Saturday, September 20, 2008

Morning calls are crank calls from Hell

*incessant ringing*
*the kind of ringing the house is ignoring*
*you push yourself out of a coma sleep to answer the damn ringing*
"Good morning!" exclaims the cheery voice on the other end. Oh, so she knows it's morning eh? She probably knows how early it is too. Grunt so she knows it well.
"Yes?" I grunt sleepily.
"I'm calling about the broken toilet" the voice carries on, unfazed by the sleep that weighed down my responses, "You asked for 4pm, but we're not free then, ahaha!"
What kind of sadist calls a household at the crack of dawn to laugh at my toilet-appointment misery?
"Did you call with any good news?" I said, not caring to hide the sleep and irritation in my voice.
"Ahaha, yes!" Oh I could so choke her with the phone cord right about now, "I can reschedule it to 3pm! Is that okay? Can I talk to someone else?"
"No, 3pm is fine, nobody else needs to be alerted--"
"You sure I shouldn't call back again?"
"NO," I catch myself yelling, and I pause to calm down, "I mean, no, once is more than enough, thanks."
"Okay, ahahaha, thank you!" I hear her hang up the phone hastily on my testy tone.

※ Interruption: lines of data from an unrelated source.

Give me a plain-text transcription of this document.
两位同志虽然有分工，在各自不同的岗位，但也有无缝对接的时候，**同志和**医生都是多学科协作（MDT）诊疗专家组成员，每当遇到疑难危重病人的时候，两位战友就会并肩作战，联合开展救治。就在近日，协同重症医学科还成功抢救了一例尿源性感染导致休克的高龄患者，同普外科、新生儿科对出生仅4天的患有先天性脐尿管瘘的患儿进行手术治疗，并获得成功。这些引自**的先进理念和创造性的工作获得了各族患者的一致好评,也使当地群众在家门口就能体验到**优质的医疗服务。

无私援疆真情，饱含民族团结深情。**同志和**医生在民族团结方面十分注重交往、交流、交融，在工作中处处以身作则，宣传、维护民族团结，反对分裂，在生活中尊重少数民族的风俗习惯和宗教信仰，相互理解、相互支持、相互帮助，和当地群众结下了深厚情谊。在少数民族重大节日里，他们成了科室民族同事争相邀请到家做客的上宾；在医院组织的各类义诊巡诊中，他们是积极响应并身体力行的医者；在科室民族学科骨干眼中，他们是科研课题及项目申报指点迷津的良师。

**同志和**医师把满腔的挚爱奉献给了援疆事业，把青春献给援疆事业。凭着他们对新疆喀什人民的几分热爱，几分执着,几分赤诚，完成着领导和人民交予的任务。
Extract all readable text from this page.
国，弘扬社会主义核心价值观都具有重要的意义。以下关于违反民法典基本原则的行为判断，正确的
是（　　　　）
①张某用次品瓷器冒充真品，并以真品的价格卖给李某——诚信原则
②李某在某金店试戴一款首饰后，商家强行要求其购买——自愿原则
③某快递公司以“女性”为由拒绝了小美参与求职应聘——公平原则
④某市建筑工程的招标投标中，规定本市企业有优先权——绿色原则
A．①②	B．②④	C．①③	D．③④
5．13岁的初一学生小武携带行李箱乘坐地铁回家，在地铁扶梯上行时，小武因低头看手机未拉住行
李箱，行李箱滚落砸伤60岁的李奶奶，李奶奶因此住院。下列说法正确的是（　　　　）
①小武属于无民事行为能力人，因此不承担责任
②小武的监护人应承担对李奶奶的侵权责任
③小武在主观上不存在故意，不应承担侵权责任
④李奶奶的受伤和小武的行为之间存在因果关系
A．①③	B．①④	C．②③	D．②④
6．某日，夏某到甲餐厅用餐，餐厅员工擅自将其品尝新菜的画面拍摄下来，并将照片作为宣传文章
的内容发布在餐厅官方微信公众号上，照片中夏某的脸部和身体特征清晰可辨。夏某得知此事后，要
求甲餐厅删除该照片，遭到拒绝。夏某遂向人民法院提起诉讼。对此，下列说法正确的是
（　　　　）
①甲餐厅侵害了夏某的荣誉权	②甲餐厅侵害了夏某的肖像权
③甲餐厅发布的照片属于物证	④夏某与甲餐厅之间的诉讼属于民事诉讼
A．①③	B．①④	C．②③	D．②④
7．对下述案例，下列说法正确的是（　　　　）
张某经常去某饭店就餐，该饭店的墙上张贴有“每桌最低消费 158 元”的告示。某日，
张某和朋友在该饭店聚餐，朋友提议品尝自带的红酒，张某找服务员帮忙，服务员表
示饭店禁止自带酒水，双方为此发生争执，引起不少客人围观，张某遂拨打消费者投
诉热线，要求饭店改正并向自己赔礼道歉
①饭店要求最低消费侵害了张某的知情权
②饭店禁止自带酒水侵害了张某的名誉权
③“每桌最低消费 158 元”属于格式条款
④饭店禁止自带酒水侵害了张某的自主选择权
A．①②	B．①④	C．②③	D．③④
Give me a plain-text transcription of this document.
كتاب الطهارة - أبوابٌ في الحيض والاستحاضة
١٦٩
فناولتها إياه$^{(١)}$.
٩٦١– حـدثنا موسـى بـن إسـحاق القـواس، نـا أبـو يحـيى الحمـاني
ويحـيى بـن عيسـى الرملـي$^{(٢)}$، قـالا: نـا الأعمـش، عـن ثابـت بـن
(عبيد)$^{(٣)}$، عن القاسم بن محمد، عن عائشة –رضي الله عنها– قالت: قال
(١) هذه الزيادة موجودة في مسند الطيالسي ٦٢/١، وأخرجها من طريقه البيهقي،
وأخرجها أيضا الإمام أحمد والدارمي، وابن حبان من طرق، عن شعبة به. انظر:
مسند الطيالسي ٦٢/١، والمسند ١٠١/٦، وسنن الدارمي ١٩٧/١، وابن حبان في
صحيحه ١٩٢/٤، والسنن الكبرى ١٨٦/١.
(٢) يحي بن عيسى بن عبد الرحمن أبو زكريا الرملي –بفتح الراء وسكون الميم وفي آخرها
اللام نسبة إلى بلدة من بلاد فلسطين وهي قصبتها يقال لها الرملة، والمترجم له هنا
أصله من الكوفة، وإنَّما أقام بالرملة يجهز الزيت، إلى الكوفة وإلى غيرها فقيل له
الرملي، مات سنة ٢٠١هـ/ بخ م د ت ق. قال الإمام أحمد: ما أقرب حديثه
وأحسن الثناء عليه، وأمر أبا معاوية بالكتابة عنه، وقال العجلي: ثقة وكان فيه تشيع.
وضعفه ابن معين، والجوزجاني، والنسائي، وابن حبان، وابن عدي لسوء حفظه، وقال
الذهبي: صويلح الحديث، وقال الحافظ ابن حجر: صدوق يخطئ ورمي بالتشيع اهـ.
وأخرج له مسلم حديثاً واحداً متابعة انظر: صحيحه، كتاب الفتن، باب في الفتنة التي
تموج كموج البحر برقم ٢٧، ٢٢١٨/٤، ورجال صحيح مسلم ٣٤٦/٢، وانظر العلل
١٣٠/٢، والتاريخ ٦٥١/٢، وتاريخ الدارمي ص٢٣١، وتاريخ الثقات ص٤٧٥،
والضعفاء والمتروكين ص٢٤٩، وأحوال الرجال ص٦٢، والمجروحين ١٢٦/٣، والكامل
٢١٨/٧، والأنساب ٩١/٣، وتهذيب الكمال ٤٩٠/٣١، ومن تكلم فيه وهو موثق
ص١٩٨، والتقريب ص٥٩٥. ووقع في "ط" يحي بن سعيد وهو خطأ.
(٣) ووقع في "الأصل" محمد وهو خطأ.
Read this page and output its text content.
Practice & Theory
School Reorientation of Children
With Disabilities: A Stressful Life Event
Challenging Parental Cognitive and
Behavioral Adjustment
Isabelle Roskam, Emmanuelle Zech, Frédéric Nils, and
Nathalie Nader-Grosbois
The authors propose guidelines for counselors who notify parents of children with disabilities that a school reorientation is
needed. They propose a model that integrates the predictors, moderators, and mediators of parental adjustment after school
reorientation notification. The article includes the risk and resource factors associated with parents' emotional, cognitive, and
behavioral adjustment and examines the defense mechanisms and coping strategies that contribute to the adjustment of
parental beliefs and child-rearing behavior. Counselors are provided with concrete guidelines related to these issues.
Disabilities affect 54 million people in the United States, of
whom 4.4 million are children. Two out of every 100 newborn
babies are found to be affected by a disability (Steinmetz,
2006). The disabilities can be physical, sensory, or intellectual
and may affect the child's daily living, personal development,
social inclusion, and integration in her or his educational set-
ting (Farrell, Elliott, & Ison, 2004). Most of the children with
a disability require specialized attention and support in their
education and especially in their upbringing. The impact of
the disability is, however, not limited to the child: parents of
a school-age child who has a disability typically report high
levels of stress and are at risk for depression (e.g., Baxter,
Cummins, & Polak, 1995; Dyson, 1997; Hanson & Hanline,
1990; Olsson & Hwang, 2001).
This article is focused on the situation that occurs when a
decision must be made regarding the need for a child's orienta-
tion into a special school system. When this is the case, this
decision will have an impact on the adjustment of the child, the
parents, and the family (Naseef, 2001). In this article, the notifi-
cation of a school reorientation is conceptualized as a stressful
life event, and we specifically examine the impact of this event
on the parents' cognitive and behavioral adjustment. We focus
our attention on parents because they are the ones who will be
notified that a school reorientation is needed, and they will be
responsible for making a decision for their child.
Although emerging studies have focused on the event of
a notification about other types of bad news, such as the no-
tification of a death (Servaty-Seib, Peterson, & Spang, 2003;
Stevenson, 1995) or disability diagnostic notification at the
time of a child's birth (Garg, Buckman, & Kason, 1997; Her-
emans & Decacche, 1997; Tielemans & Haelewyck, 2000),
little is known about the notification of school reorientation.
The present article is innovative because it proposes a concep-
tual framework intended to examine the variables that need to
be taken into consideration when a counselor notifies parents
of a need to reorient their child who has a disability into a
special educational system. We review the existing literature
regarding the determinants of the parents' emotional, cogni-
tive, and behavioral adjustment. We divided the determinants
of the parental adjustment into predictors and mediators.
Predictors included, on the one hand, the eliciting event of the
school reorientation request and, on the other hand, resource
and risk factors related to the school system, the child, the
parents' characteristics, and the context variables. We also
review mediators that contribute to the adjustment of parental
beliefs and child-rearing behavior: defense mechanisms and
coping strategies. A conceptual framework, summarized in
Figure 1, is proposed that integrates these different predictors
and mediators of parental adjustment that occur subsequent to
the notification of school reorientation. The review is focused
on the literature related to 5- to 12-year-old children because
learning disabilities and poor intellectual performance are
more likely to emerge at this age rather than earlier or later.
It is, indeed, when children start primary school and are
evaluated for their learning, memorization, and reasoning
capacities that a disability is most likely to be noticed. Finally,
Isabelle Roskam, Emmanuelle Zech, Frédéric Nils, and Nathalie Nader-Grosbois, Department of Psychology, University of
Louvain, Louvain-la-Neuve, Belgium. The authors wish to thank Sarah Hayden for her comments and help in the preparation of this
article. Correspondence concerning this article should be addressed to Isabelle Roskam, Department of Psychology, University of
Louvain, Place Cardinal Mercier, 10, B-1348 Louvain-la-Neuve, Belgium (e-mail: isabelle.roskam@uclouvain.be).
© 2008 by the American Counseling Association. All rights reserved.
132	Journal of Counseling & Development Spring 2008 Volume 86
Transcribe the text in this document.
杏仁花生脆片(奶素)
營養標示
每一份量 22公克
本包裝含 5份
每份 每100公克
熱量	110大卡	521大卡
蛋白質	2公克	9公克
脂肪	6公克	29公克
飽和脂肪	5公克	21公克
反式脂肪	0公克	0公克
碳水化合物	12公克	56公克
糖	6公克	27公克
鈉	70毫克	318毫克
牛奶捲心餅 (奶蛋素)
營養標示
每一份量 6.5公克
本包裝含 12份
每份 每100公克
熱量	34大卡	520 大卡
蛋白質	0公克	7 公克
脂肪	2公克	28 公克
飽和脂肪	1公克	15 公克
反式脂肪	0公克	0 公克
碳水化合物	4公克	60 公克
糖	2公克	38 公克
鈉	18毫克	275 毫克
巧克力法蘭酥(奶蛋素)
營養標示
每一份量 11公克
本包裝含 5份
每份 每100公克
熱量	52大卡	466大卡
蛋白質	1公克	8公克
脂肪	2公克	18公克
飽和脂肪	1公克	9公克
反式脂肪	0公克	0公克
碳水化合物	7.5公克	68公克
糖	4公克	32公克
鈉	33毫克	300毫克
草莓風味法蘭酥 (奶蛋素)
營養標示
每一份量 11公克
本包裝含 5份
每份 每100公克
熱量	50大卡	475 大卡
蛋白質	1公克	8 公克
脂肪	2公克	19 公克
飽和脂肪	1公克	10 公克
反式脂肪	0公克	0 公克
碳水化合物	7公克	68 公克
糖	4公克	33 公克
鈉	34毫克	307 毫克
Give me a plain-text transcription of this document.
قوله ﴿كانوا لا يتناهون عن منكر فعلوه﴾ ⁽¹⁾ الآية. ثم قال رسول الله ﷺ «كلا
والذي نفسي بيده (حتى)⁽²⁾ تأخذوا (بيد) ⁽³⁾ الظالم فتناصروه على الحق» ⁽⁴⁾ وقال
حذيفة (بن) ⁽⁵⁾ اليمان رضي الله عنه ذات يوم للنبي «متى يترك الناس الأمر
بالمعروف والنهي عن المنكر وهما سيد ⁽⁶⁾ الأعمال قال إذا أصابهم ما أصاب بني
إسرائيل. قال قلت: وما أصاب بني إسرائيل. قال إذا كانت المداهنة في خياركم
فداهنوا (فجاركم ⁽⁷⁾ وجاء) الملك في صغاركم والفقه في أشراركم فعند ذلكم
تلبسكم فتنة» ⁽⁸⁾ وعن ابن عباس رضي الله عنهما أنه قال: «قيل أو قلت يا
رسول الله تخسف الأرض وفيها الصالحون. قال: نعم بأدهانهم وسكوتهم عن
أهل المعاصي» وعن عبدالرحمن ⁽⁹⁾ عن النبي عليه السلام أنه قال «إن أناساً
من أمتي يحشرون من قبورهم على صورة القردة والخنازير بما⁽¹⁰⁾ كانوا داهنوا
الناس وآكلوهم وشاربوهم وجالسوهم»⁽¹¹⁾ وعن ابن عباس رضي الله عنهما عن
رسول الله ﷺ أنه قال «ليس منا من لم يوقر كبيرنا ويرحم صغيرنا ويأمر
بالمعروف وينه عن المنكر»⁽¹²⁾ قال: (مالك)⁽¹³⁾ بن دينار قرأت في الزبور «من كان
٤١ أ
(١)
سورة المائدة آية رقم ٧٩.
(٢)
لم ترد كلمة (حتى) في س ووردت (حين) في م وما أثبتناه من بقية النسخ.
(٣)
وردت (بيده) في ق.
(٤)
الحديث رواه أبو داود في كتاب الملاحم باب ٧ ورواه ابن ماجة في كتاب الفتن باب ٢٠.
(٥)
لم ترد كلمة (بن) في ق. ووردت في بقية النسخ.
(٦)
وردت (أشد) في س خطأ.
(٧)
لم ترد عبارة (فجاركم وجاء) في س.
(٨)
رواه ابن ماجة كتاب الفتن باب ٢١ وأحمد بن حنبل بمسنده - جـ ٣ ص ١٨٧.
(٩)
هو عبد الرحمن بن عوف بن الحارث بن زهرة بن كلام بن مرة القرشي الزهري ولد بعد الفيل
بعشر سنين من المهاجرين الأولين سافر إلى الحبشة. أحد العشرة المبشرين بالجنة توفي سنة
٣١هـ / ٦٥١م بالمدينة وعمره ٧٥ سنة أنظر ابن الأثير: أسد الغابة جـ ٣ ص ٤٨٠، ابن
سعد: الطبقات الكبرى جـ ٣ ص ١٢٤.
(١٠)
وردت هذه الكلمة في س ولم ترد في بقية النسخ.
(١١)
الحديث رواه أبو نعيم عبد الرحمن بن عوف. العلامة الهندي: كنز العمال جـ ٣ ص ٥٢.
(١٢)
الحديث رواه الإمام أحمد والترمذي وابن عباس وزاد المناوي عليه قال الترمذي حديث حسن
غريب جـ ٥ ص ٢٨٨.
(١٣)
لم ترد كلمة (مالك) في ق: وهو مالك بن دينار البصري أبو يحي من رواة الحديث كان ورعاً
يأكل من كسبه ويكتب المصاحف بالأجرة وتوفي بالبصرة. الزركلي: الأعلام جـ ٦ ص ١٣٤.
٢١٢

I crack my sleepily eyes open a little wider to glare incredulously at the phone, and in effect, the most inconsiderate and annoying person ever. "Beetch," I mumbled, angry that my inherent politeness thanked the laughing fool for waking me before she hung up. I glanced at the dawn breaking outside my window and shook my fist at it.

1 comment:

  1. I thought only cranky ex boyfriends make cranky morning calls. Guess I was wrong.